Members of Loving Garland Green Install Another Garden at the Garland Community Garden
Regina Majors--one of the appointed Loving Garland Green Stewards for this new bed.
As the snail goes, we are quickly getting beds installed at 4022 Naaman School Road here in Garland Texas. Yesterday we put in a raised bed made of 32 repurposed concrete blocks donated by Liz Berry. These blocks came from my first attempt at a raised bed last year. Someone forget to mention that sunlight is required for a garden. I set up this bed in my back yard which is more or less a forest.

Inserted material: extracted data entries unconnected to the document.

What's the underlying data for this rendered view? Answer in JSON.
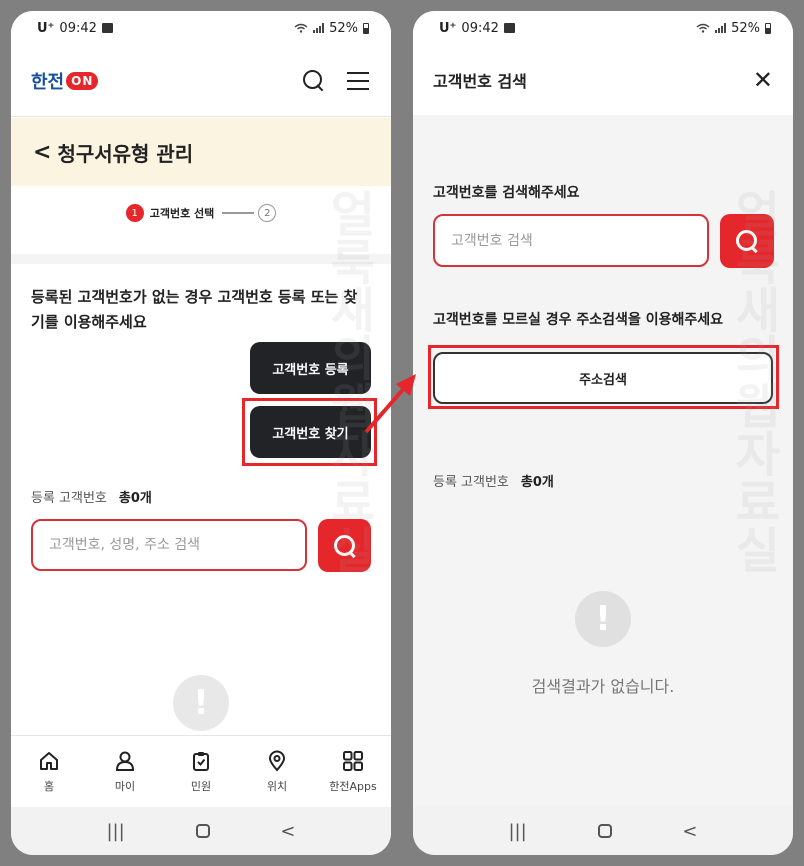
{
  "status_bar": {
    "carrier": "U⁺",
    "time": "09:42",
    "battery": "52%"
  },
  "left": {
    "logo_text": "한전",
    "logo_on": "ON",
    "page_title": "청구서유형 관리",
    "stepper": {
      "step1_num": "1",
      "step1_label": "고객번호 선택",
      "step2_num": "2"
    },
    "notice": "등록된 고객번호가 없는 경우 고객번호 등록 또는 찾기를 이용해주세요",
    "register_button": "고객번호 등록",
    "find_button": "고객번호 찾기",
    "count_label": "등록 고객번호",
    "count_value": "총0개",
    "search_placeholder": "고객번호, 성명, 주소 검색",
    "nav": [
      {
        "icon": "home-icon",
        "label": "홈"
      },
      {
        "icon": "user-icon",
        "label": "마이"
      },
      {
        "icon": "clipboard-icon",
        "label": "민원"
      },
      {
        "icon": "location-pin-icon",
        "label": "위치"
      },
      {
        "icon": "apps-grid-icon",
        "label": "한전Apps"
      }
    ]
  },
  "right": {
    "modal_title": "고객번호 검색",
    "search_label": "고객번호를 검색해주세요",
    "search_placeholder": "고객번호 검색",
    "address_label": "고객번호를 모르실 경우 주소검색을 이용해주세요",
    "address_button": "주소검색",
    "count_label": "등록 고객번호",
    "count_value": "총0개",
    "empty_message": "검색결과가 없습니다."
  },
  "watermark": "얼룩새의웹자료실",
  "colors": {
    "accent_red": "#e5262b",
    "dark_button": "#222326",
    "title_band": "#fbf4e1",
    "logo_blue": "#1a4fa0"
  }
}
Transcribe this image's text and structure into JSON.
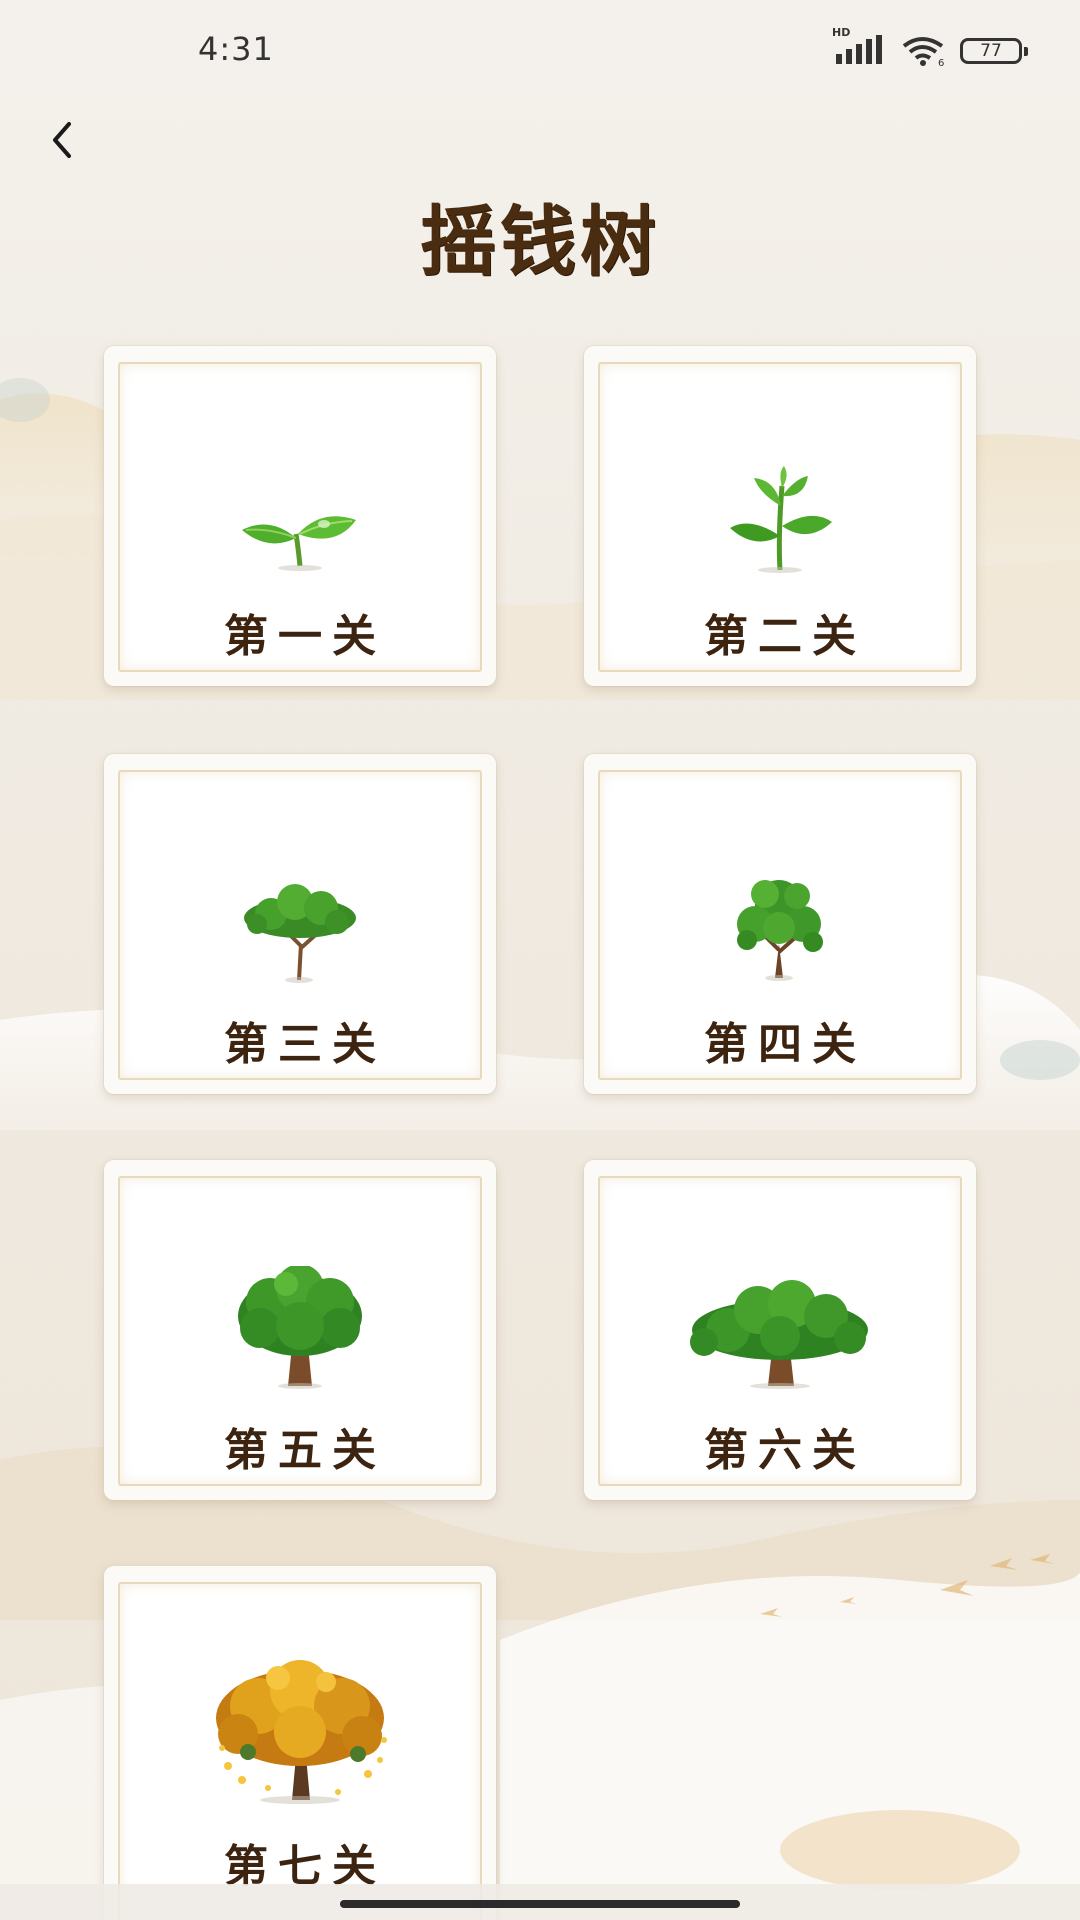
{
  "status_bar": {
    "time": "4:31",
    "network_label": "HD",
    "battery_level": "77"
  },
  "header": {
    "back_icon": "chevron-left-icon",
    "title": "摇钱树"
  },
  "levels": [
    {
      "label": "第一关",
      "icon": "seedling-sprout-icon"
    },
    {
      "label": "第二关",
      "icon": "young-plant-icon"
    },
    {
      "label": "第三关",
      "icon": "small-tree-icon"
    },
    {
      "label": "第四关",
      "icon": "growing-tree-icon"
    },
    {
      "label": "第五关",
      "icon": "leafy-tree-icon"
    },
    {
      "label": "第六关",
      "icon": "large-tree-icon"
    },
    {
      "label": "第七关",
      "icon": "golden-money-tree-icon"
    }
  ],
  "colors": {
    "title": "#4a2c10",
    "label": "#3d2410",
    "card_border": "#e8d9bb",
    "leaf_green": "#3f9a2e",
    "gold": "#e8a81c"
  }
}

Part of our mission to encourage Garland residents to grow food and thus grow a prosperous and healthy community, includes using our site, generously licensed to us by the Garland Parks Department, as a sampler to demonstrate to folks that urban gardens can come in all shapes and sizes. Thus far we have a 4' x 7' raised bed made from wood that we got from a Garland Home Depot 70% off lumber pile. The wood for this bed cost about $5. New it would have cost about $20.00 with tax. By the time the bed is filled with amended soil (a must) and the plants are installed, the total cost of the bed is between $60.00 to $70.00. This, of course, does not include labor. However, it is good to consider this is mostly a one-time expense. If you save your seeds and compost, the only expense you have next year is your water--and there are even water conservation methods you can deploy to reduce the amount water needed up to 50%.
In addition to the 4' x 7' bed we have three small 2' x 2' raised beds also made of salvaged lumber. These beds contain sunflowers, marigolds, blackberry plants and a zucchini. Now we have a raised bed made of concrete blocks. Soon to be added are two containers, repurposed from trash cans that will contain eggplant and a tomato. After that, you can expect to see a keyhole garden installed on the Garland Community Garden site on May 3.
Charlie is installing the trellis for the zucchini and cucumbers as Cary supervises. In the group photo, you see the Pareto Principle in action: four of the five members who showed up installed a raised bed. (I am taking the photo.) It took five of us 3 hours to install the 4' x 8' concrete block bed. This includes everything--from setting up the bricks to building the trellis to installing the plants. The estimate does not include hauling the blocks to the site which took me two hours (loading and unloading them from my car.) An fairly accurate guesstimate for installing this size and type of raised bed is 17 person hours. Thus if you are one person with no friends or family, you could expect to spend about 17 hours setting up such a bed. The good news is that you would only need to do it once.
Burgi's Urban Garden
After lunch yesterday (here in Garland of course) Regina, Cary, Charlie and I went over to Burgi's home. Burgi, like the four of us, lives in the Coomer Creek area. Burgi had invited us over to see her garden. Below is a photo of her 4' x 7' square foot garden. Note the two by fours that line the edge of the mulch. Burgi got these end cuts free from Home Depot. They are stabilized with wire, bent into a horseshoe and inserted in the ground. That's the great thing about visiting other people's urban gardens: you can always learn from them and get some great ideas for your own garden. We will be putting this kind of border around the mulch at 4022 Naaman School Road.
If you want lessons in growing garlic, Burgi is definitely the woman to talk to. Below is a photo of Cary and Burgi with just one of her garlic beds. Of course, being a vampire, I kept my distance.
Regina and Cary's Urban Garden
Like Charlie, Regina and Cary have a pool in their back yard. (I did take note of their diving board and will return in late May as I love to dive.) Pools do present certain challenges that yards without them don't have. However, with a little determination, and raised beds, you can succeed in having great gardens as Charlie has demonstrated with his poolside garden, now in its third season. The bed in the foreground at Cary and Regina's poolside is wedge-shaped to accommodate the area around the pool.
Regina and Cary are well on their way to becoming professional urban farmers. While we were there, we saw their chickens. When chickens are a little older, they will be moved out of the spare bedroom and into their very own luxurious chicken ranch by the pool.
Considering the excessive interest in the chickens demonstrated by their two large dogs, it's very wise that Regina and Cary have purchased a chicken coop to assemble from Roaches Feed and Seed here in Garland along with their chicks.